I’ve learned to forgive and let go of being a grudge-holder. Before my twin and I were diagnosed, doctors told us that our physical, genetic disorders were all in our heads. Loved ones suggested that our mother was making up our symptoms as a way of dealing with her husband’s (our father’s) early death. Friends betrayed our trust. A former boyfriend abused me and left me shattered, scared, and unsure of myself.

I finally processed that grudges are more exhausting than they are valuable. No one benefits. People have limitations, they make mistakes, they have different values and ways of existing, they aren’t always great communicators. Forgiveness isn’t saying they didn’t do anything wrong; it’s letting go of the weight you’ve been carrying. It’s magical and freeing.

It took more work to forgive myself.

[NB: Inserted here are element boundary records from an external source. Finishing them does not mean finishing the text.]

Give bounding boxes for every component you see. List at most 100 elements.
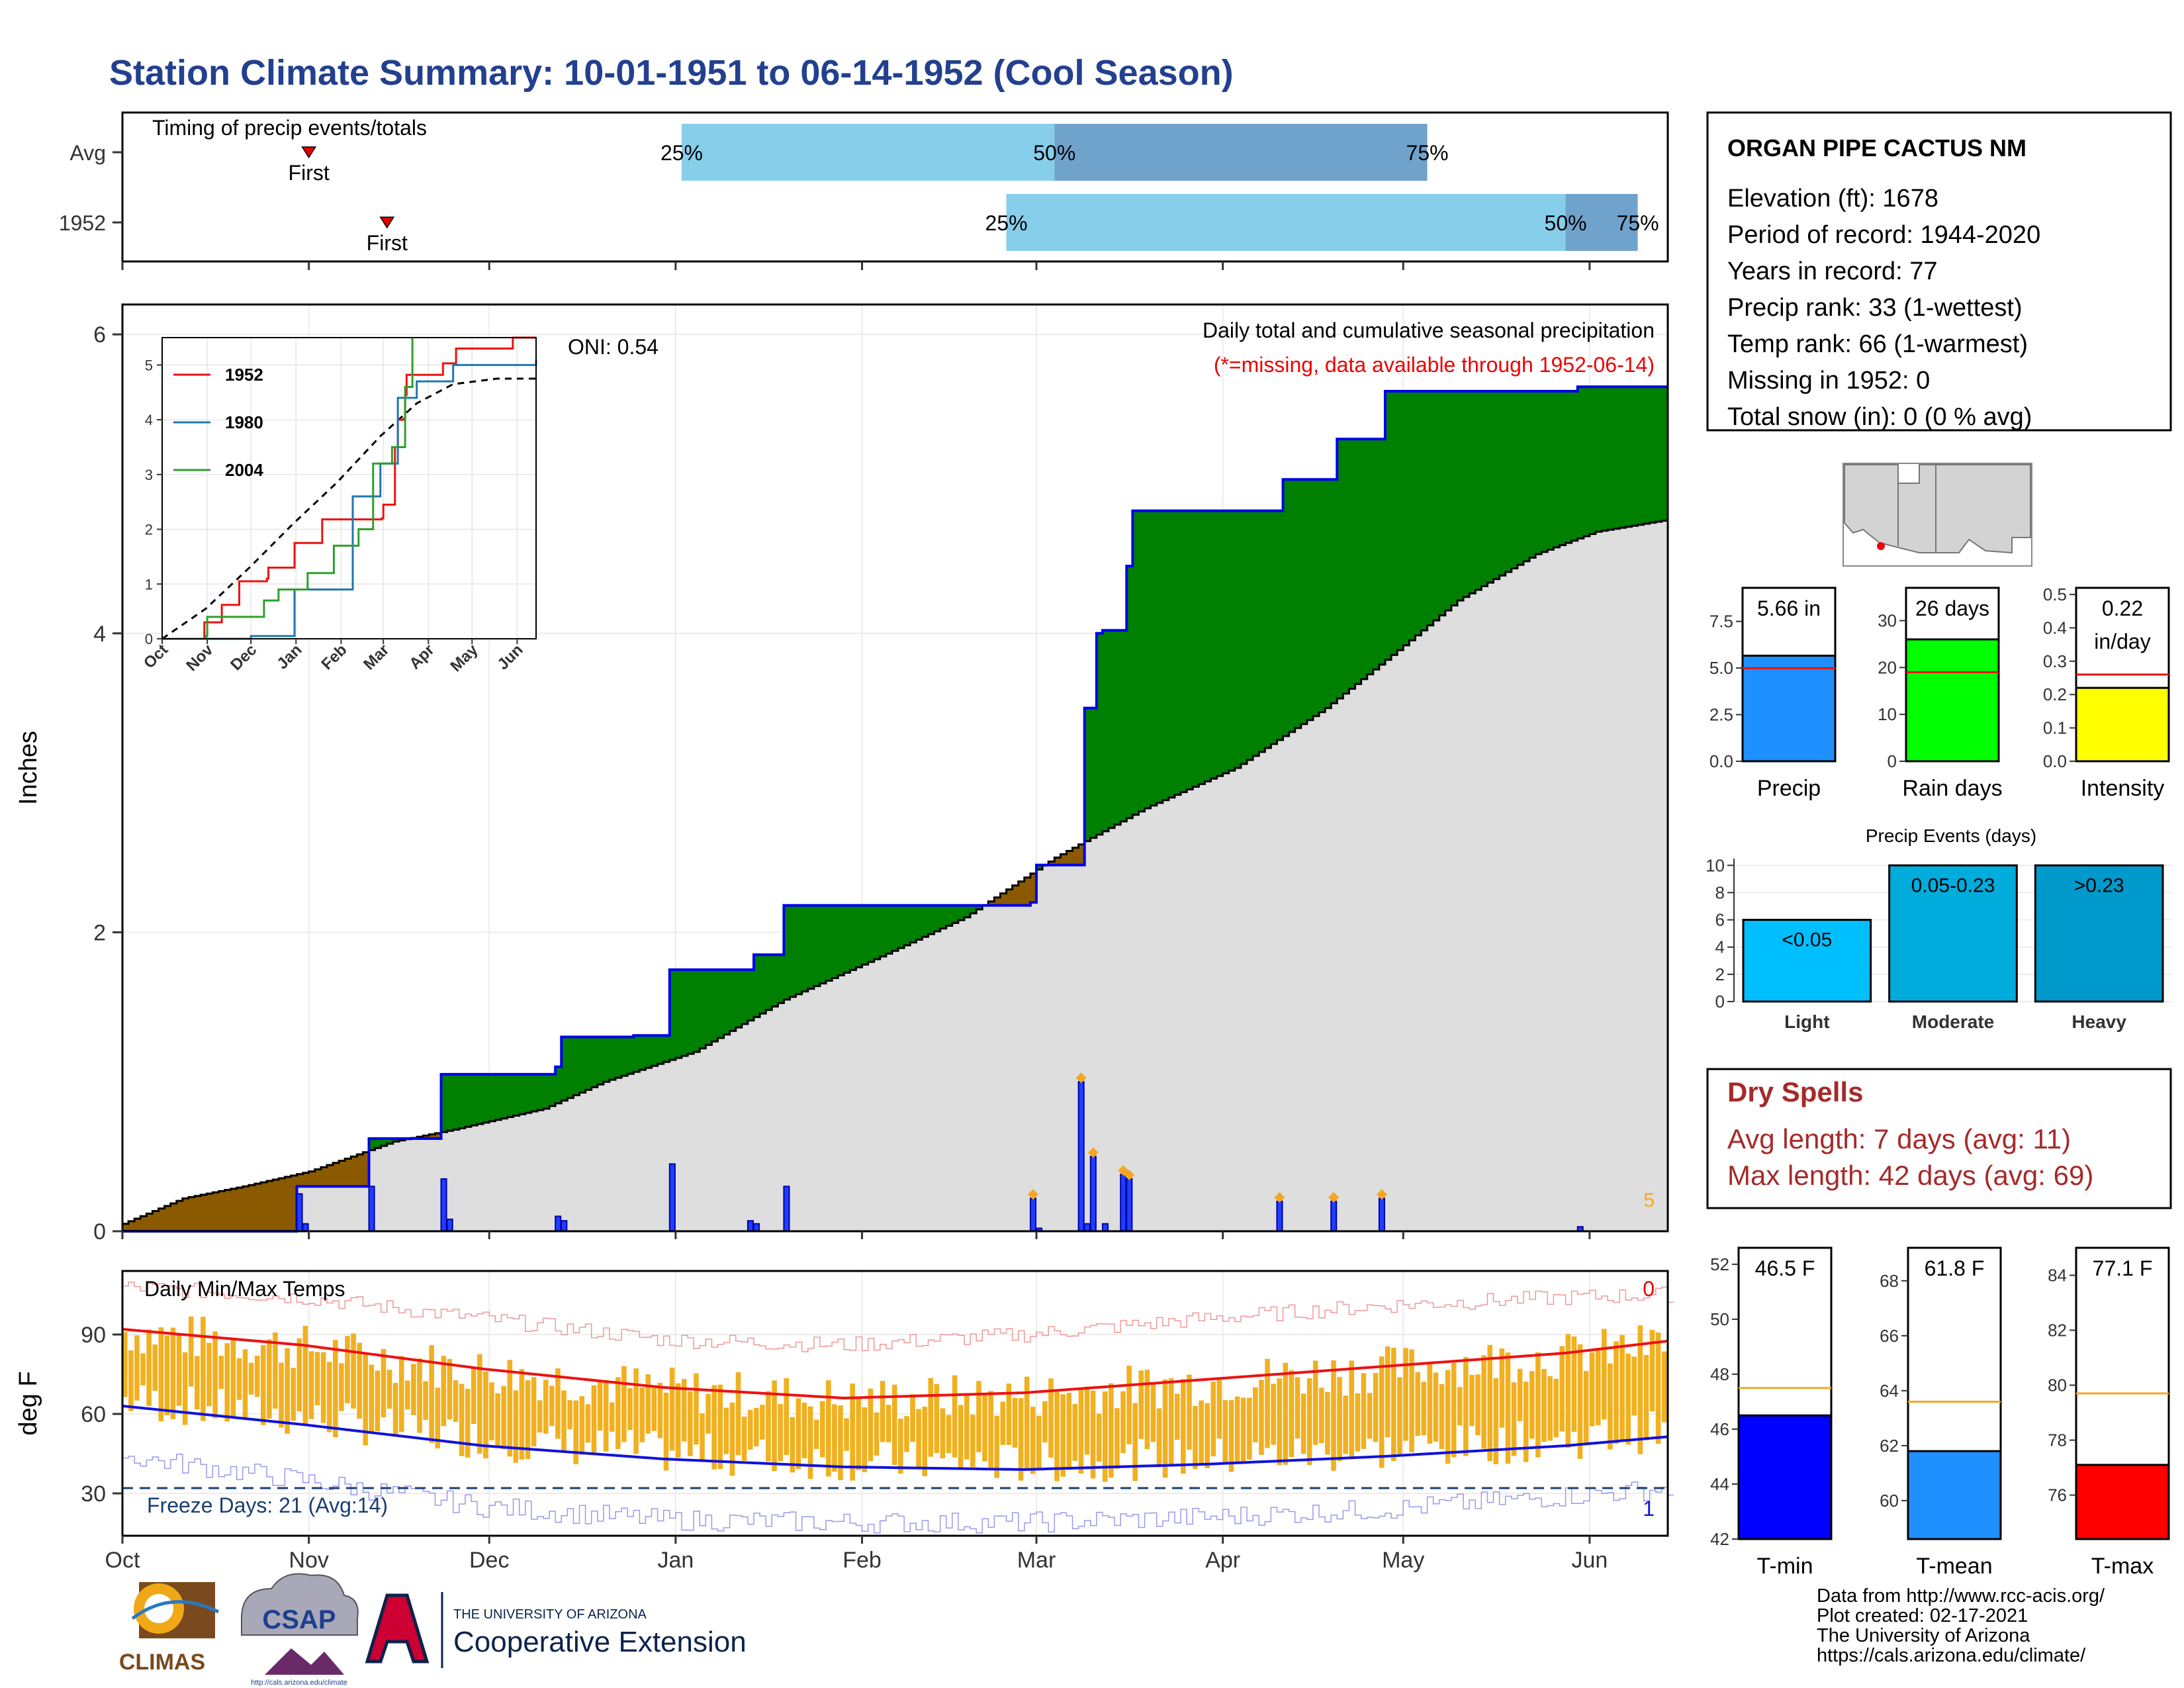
daily-temp-bar xyxy=(345,1336,350,1403)
daily-temp-bar xyxy=(236,1358,242,1400)
surplus-fill xyxy=(1379,439,1386,665)
daily-temp-bar xyxy=(513,1390,519,1463)
daily-temp-bar xyxy=(1565,1334,1571,1448)
deficit-fill xyxy=(1072,847,1079,865)
surplus-fill xyxy=(1505,391,1512,573)
temp-y-tick-label: 90 xyxy=(81,1323,106,1348)
surplus-fill xyxy=(1228,510,1236,771)
daily-temp-bar xyxy=(928,1378,934,1457)
daily-temp-bar xyxy=(128,1350,134,1411)
daily-temp-bar xyxy=(717,1384,723,1470)
daily-temp-bar xyxy=(1271,1383,1276,1445)
daily-temp-bar xyxy=(1193,1405,1198,1470)
surplus-fill xyxy=(1511,391,1518,569)
daily-temp-bar xyxy=(1367,1393,1373,1439)
deficit-fill xyxy=(273,1179,279,1231)
daily-temp-bar xyxy=(140,1353,146,1385)
station-years: Years in record: 77 xyxy=(1727,258,1938,285)
daily-temp-bar xyxy=(1661,1351,1667,1423)
deficit-fill xyxy=(248,1185,255,1231)
daily-temp-bar xyxy=(723,1407,729,1454)
daily-temp-bar xyxy=(1439,1384,1445,1449)
daily-temp-bar xyxy=(1433,1372,1439,1442)
surplus-fill xyxy=(819,905,827,984)
surplus-fill xyxy=(1337,439,1343,699)
surplus-fill xyxy=(1222,510,1230,774)
deficit-fill xyxy=(1024,877,1031,906)
daily-temp-bar xyxy=(489,1382,494,1440)
surplus-fill xyxy=(392,1139,400,1142)
credit-plot-created: Plot created: 02-17-2021 xyxy=(1817,1605,2028,1626)
daily-temp-bar xyxy=(615,1377,621,1450)
daily-temp-bar xyxy=(844,1418,849,1451)
daily-temp-bar xyxy=(627,1387,633,1430)
surplus-fill xyxy=(663,1035,670,1062)
inset-series-1980 xyxy=(162,359,537,640)
surplus-fill xyxy=(471,1074,478,1126)
deficit-fill xyxy=(326,1165,334,1187)
surplus-fill xyxy=(615,1037,622,1078)
summary-tick-label: 0.1 xyxy=(2043,718,2067,738)
temp-y-axis: 30 60 90 xyxy=(81,1323,122,1507)
daily-temp-bar xyxy=(1463,1357,1469,1456)
surplus-fill xyxy=(1403,391,1410,645)
month-label: Nov xyxy=(289,1548,328,1573)
surplus-fill xyxy=(597,1037,604,1085)
deficit-fill xyxy=(218,1191,225,1231)
summary-tick-label: 0 xyxy=(1888,751,1897,771)
temp-y-tick-label: 60 xyxy=(81,1402,106,1427)
daily-temp-bar xyxy=(291,1368,296,1421)
month-label: Dec xyxy=(469,1548,509,1573)
surplus-fill xyxy=(1463,391,1470,597)
deficit-fill xyxy=(146,1213,153,1231)
surplus-fill xyxy=(1445,391,1452,611)
daily-temp-bar xyxy=(1259,1380,1264,1455)
events-bar xyxy=(1742,919,1872,1003)
daily-temp-bar xyxy=(1541,1369,1547,1442)
surplus-fill xyxy=(772,955,778,1007)
daily-temp-bar xyxy=(1247,1397,1252,1460)
surplus-fill xyxy=(1168,510,1175,798)
summary-value: 77.1 F xyxy=(2093,1256,2153,1280)
surplus-fill xyxy=(1096,633,1103,835)
daily-temp-bar xyxy=(1060,1394,1066,1477)
events-y-tick-label: 4 xyxy=(1715,937,1725,957)
daily-precip-bar xyxy=(440,1178,447,1233)
surplus-fill xyxy=(1162,510,1169,800)
daily-temp-bar xyxy=(1240,1397,1246,1464)
daily-temp-bar xyxy=(1150,1382,1156,1442)
surplus-fill xyxy=(1102,630,1109,831)
daily-temp-bar xyxy=(591,1385,597,1453)
daily-temp-bar xyxy=(705,1393,711,1434)
daily-temp-bar xyxy=(176,1333,182,1406)
surplus-fill xyxy=(549,1074,556,1106)
surplus-fill xyxy=(958,905,965,921)
surplus-fill xyxy=(489,1074,496,1121)
deficit-fill xyxy=(128,1221,135,1231)
inset-y-tick-label: 1 xyxy=(145,576,153,592)
inset-lines xyxy=(161,336,537,640)
daily-temp-bar xyxy=(952,1375,958,1458)
deficit-fill xyxy=(1060,854,1067,865)
normal-max-line xyxy=(122,1328,1668,1400)
daily-temp-bar xyxy=(1210,1382,1216,1456)
normal-min-line xyxy=(122,1405,1668,1472)
summary-label: Rain days xyxy=(1902,776,2002,801)
daily-temp-bar xyxy=(988,1391,993,1468)
avg-cumulative-line xyxy=(122,520,1669,1225)
daily-temp-bar xyxy=(994,1415,999,1478)
surplus-fill xyxy=(1499,391,1506,576)
daily-precip-marker xyxy=(1328,1192,1340,1203)
summary-tick-label: 10 xyxy=(1878,704,1897,724)
daily-temp-bar xyxy=(1602,1329,1607,1420)
timing-row-1952-label: 1952 xyxy=(59,211,106,235)
timing-quartile-label: 75% xyxy=(1617,211,1659,235)
deficit-fill xyxy=(285,1176,291,1231)
daily-temp-bar xyxy=(1535,1352,1541,1458)
events-y-tick-label: 0 xyxy=(1715,992,1725,1011)
daily-temp-bar xyxy=(639,1387,645,1442)
daily-temp-bar xyxy=(1162,1379,1168,1478)
surplus-fill xyxy=(807,905,815,989)
daily-temp-bar xyxy=(483,1372,488,1459)
summary-label: T-mean xyxy=(1916,1554,1992,1579)
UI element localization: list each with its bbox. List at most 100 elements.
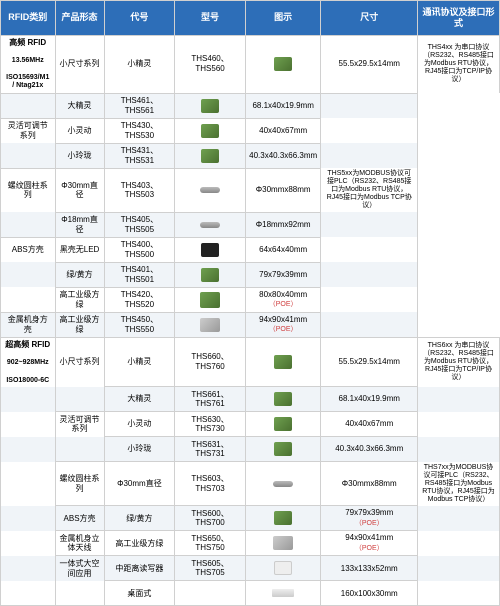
table-row: 螺纹圆柱系列 Φ30mm直径 THS603、THS703 Φ30mmx88mm … <box>1 462 500 506</box>
code-cell: 高工业级方绿 <box>55 312 104 337</box>
comm1: THS4xx 为串口协议（RS232、RS485接口为Modbus RTU协议，… <box>421 44 496 84</box>
code-cell: Φ18mm直径 <box>55 212 104 237</box>
comm4: THS7xx为MODBUS协议可接PLC（RS232、RS485接口为Modbu… <box>421 464 496 504</box>
model-cell: THS400、THS500 <box>104 237 175 262</box>
size-val: 80x80x40mm <box>259 290 307 299</box>
cat2-cont <box>1 556 56 581</box>
model-cell: THS405、THS505 <box>104 212 175 237</box>
comm-cell <box>418 506 500 531</box>
th-size: 尺寸 <box>321 1 418 36</box>
size-cell: 40x40x67mm <box>321 412 418 437</box>
table-row: 金属机身方壳 高工业级方绿 THS450、THS550 94x90x41mm（P… <box>1 312 500 337</box>
comm-cell: THS4xx 为串口协议（RS232、RS485接口为Modbus RTU协议，… <box>418 35 500 93</box>
comm-cell <box>418 437 500 462</box>
group-cell <box>1 93 56 118</box>
cat2: 超高频 RFID 902~928MHz ISO18000-6C <box>1 337 56 386</box>
icon-cell <box>245 387 321 412</box>
icon-cell <box>175 118 246 143</box>
comm-cell <box>418 581 500 606</box>
group-cell: 小尺寸系列 <box>55 35 104 93</box>
size-cell: 40x40x67mm <box>245 118 321 143</box>
size-cell: 94x90x41mm（POE） <box>321 531 418 556</box>
table-row: ABS方壳 绿/黄方 THS600、THS700 79x79x39mm（POE） <box>1 506 500 531</box>
icon-cell <box>245 581 321 606</box>
group-cell <box>55 581 104 606</box>
comm-cell <box>418 556 500 581</box>
comm-cell <box>321 118 418 143</box>
size-cell: Φ30mmx88mm <box>245 168 321 212</box>
icon-cell <box>245 462 321 506</box>
code-cell: Φ30mm直径 <box>55 168 104 212</box>
table-row: 金属机身立体天线 高工业级方绿 THS650、THS750 94x90x41mm… <box>1 531 500 556</box>
size-cell: 55.5x29.5x14mm <box>321 35 418 93</box>
table-row: 大精灵 THS461、THS561 68.1x40x19.9mm <box>1 93 500 118</box>
size-val: 94x90x41mm <box>259 315 307 324</box>
group-cell <box>1 262 56 287</box>
code-cell: 小玲珑 <box>55 143 104 168</box>
table-row: 大精灵 THS661、THS761 68.1x40x19.9mm <box>1 387 500 412</box>
group-cell: 螺纹圆柱系列 <box>1 168 56 212</box>
model-cell: THS403、THS503 <box>104 168 175 212</box>
size-val: 94x90x41mm <box>345 533 393 542</box>
size-cell: Φ18mmx92mm <box>245 212 321 237</box>
icon-cell <box>245 35 321 93</box>
sensor-icon <box>200 318 220 332</box>
table-row: 高工业级方绿 THS420、THS520 80x80x40mm（POE） <box>1 287 500 312</box>
size-cell: 40.3x40.3x66.3mm <box>245 143 321 168</box>
sensor-icon <box>200 222 220 228</box>
table-row: 灵活可调节系列 小灵动 THS630、THS730 40x40x67mm <box>1 412 500 437</box>
comm-cell: THS5xx为MODBUS协议可接PLC（RS232、RS485接口为Modbu… <box>321 168 418 212</box>
group-cell: 灵活可调节系列 <box>1 118 56 143</box>
cat2-cont <box>1 437 56 462</box>
code-cell: 大精灵 <box>104 387 175 412</box>
model-cell: THS460、THS560 <box>175 35 246 93</box>
code-cell: 中距离读写器 <box>104 556 175 581</box>
model-cell: THS603、THS703 <box>175 462 246 506</box>
cat2-cont <box>1 462 56 506</box>
cat1-title: 高频 RFID <box>4 38 52 48</box>
size-cell: 68.1x40x19.9mm <box>245 93 321 118</box>
code-cell: 小灵动 <box>55 118 104 143</box>
icon-cell <box>175 93 246 118</box>
icon-cell <box>245 506 321 531</box>
poe-label: （POE） <box>269 301 298 308</box>
sensor-icon <box>274 511 292 525</box>
sensor-icon <box>274 392 292 406</box>
model-cell: THS630、THS730 <box>175 412 246 437</box>
code-cell: 小灵动 <box>104 412 175 437</box>
table-row: 小玲珑 THS631、THS731 40.3x40.3x66.3mm <box>1 437 500 462</box>
code-cell: 绿/黄方 <box>55 262 104 287</box>
th-comm: 通讯协议及接口形式 <box>418 1 500 36</box>
sensor-icon <box>201 124 219 138</box>
code-cell: 小精灵 <box>104 35 175 93</box>
model-cell: THS660、THS760 <box>175 337 246 386</box>
size-cell: 94x90x41mm（POE） <box>245 312 321 337</box>
table-header: RFID类别 产品形态 代号 型号 图示 尺寸 通讯协议及接口形式 <box>1 1 500 36</box>
comm-cell <box>418 387 500 412</box>
comm-cell <box>321 237 418 262</box>
comm-cell <box>321 287 418 312</box>
table-row: 螺纹圆柱系列 Φ30mm直径 THS403、THS503 Φ30mmx88mm … <box>1 168 500 212</box>
comm-cell <box>321 143 418 168</box>
model-cell: THS661、THS761 <box>175 387 246 412</box>
code-cell: 绿/黄方 <box>104 506 175 531</box>
code-cell: 小玲珑 <box>104 437 175 462</box>
icon-cell <box>175 312 246 337</box>
icon-cell <box>175 237 246 262</box>
comm2: THS5xx为MODBUS协议可接PLC（RS232、RS485接口为Modbu… <box>324 170 414 210</box>
table-row: Φ18mm直径 THS405、THS505 Φ18mmx92mm <box>1 212 500 237</box>
icon-cell <box>175 143 246 168</box>
table-row: 绿/黄方 THS401、THS501 79x79x39mm <box>1 262 500 287</box>
sensor-icon <box>201 149 219 163</box>
th-icon: 图示 <box>245 1 321 36</box>
group-cell <box>55 437 104 462</box>
group-cell: 灵活可调节系列 <box>55 412 104 437</box>
sensor-icon <box>274 57 292 71</box>
model-cell: THS420、THS520 <box>104 287 175 312</box>
table-row: 小玲珑 THS431、THS531 40.3x40.3x66.3mm <box>1 143 500 168</box>
icon-cell <box>245 412 321 437</box>
code-cell: 黑壳无LED <box>55 237 104 262</box>
sensor-icon <box>200 187 220 193</box>
group-cell: 螺纹圆柱系列 <box>55 462 104 506</box>
cat1-sub3: / Ntag21x <box>4 82 52 90</box>
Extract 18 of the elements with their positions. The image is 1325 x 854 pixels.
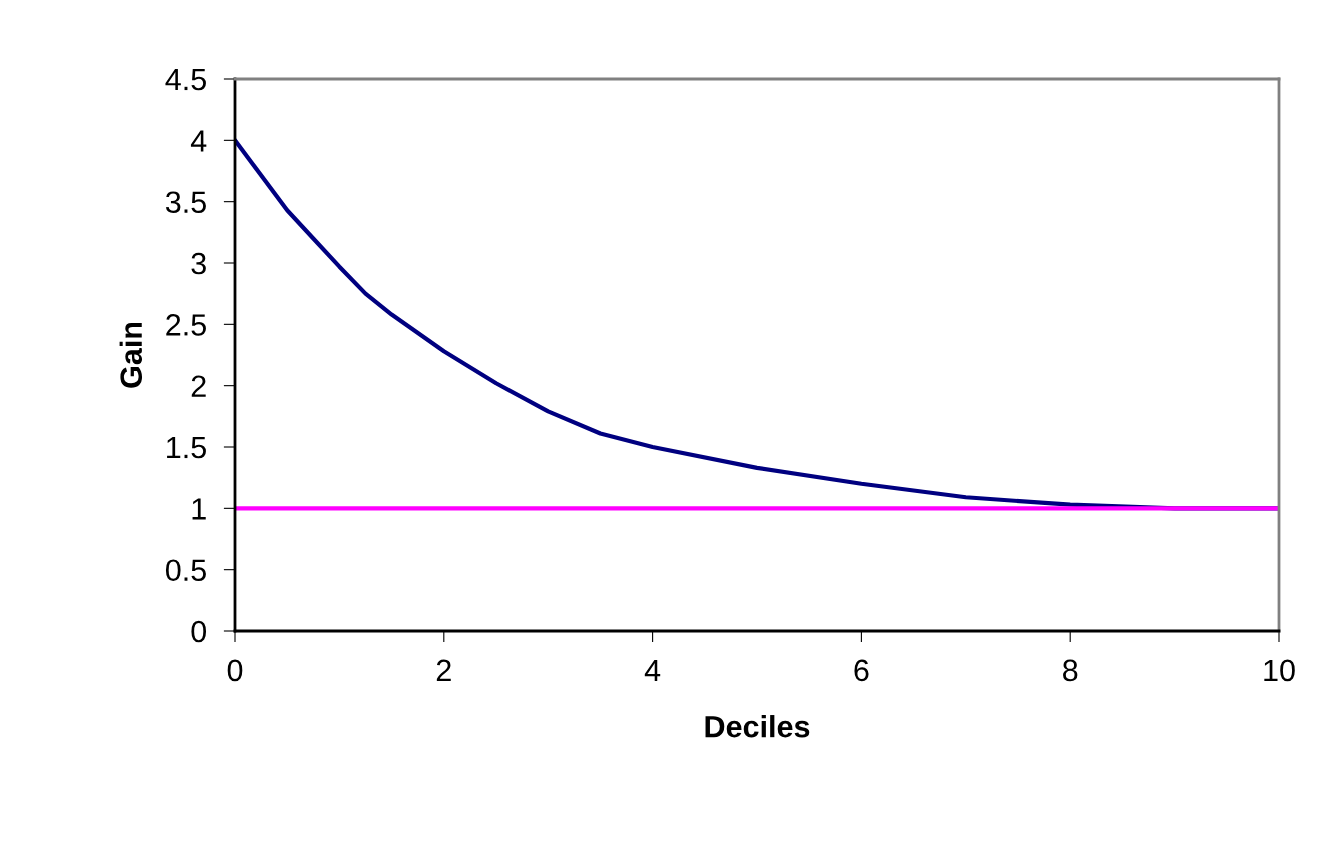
y-tick-label: 3	[191, 252, 206, 275]
x-tick-label: 4	[644, 659, 661, 681]
y-tick-label: 4.5	[165, 69, 206, 91]
y-tick-label: 2.5	[166, 314, 206, 336]
y-tick-label: 0.5	[165, 559, 206, 582]
y-tick-label: 2	[191, 375, 206, 397]
x-axis-title: Deciles	[705, 715, 810, 738]
y-tick-label: 1.5	[167, 437, 206, 459]
x-tick-label: 2	[436, 659, 451, 681]
y-tick-label: 1	[192, 498, 206, 520]
y-tick-label: 0	[191, 620, 207, 643]
x-tick-label: 0	[227, 659, 243, 682]
x-tick-label: 10	[1264, 659, 1295, 682]
y-tick-label: 4	[190, 130, 207, 152]
y-axis-title: Gain	[119, 322, 143, 388]
x-tick-label: 8	[1063, 659, 1078, 682]
y-tick-label: 3.5	[165, 191, 206, 214]
x-tick-label: 6	[854, 659, 869, 682]
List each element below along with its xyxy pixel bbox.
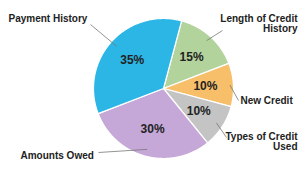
svg-text:10%: 10% [187, 104, 211, 118]
svg-text:35%: 35% [120, 53, 144, 67]
svg-text:Types of CreditUsed: Types of CreditUsed [225, 131, 298, 152]
svg-text:Payment History: Payment History [9, 13, 88, 24]
svg-text:10%: 10% [193, 79, 217, 93]
svg-text:Length of CreditHistory: Length of CreditHistory [220, 13, 298, 34]
svg-text:30%: 30% [141, 122, 165, 136]
svg-text:Amounts Owed: Amounts Owed [21, 150, 94, 161]
svg-text:15%: 15% [180, 50, 204, 64]
svg-text:New Credit: New Credit [241, 95, 294, 106]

Perfection doesn’t exist, and neither does “doing it all.” Life is busy, challenging, overwhelming, and a lot to handle — especially when you’re really sick. Sometimes it’s hard to see that groups of friends you used to be part of are still a group — but without you because you just couldn’t manage to keep up with them, and they didn’t understand your reality. I’ve had to forgive myself for the friendships I was unable to maintain and to be grateful for the wonderful friendships that have persisted over many years with compassionate, understanding friends who appreciate my limitations and support me.

Gratitude

Our brains are wired to default to the negative, but we can take back the controls and train ourselves to live in gratitude, which leads to a much happier life. Starting and ending my day with at least three things (big or small, exciting or mundane) I’m grateful for has been immensely helpful for building a healthy and happy emotional and mental well-being. Sometimes I talk these bits of gratitude out with my husband, other times I write them down in a journal. Developing a gratitude practice will lessen the amount of time you spend complaining, which everyone around you will appreciate. It will also reduce your stress. This approach even works when your refrigerator breaks on Christmas Day and you can’t get a replacement for two weeks! How lucky we were that that was our biggest problem, and that we could afford to purchase a mini fridge to help us get by! Perspective and gratitude are free and effective tools for a more fulfilling life.

Owning my Voice

I noticed that I often weakened my statements by starting with “I think” — when I didn’t just think, I knew!. And I preempted any potential negative feedback by cushioning suggestions with “I could be wrong” or “this may not work.” Women, more often than men, use this kind of language to distance themselves from their words. I imagine anyone who has been repeatedly berated for speaking up might also use this kind of fear/insecurity/self-doubt/self-protective-based approach. I’ve taken advantage of this time away from the world to learn to own my own voice and to make a conscious effort to speak more authoritatively, standing empowered behind my words.

Photo by Javier Allegue Barros on Unsplash

Self-quarantine is an opportunity. Be methodical and take your time. Set daily rituals. Find specific things you want to improve and be deliberate. Team up with an accountability partner. It’s taken me at least a year to peel through the layers of the onion, and I’m only just figuring out what to do with my career! Good luck!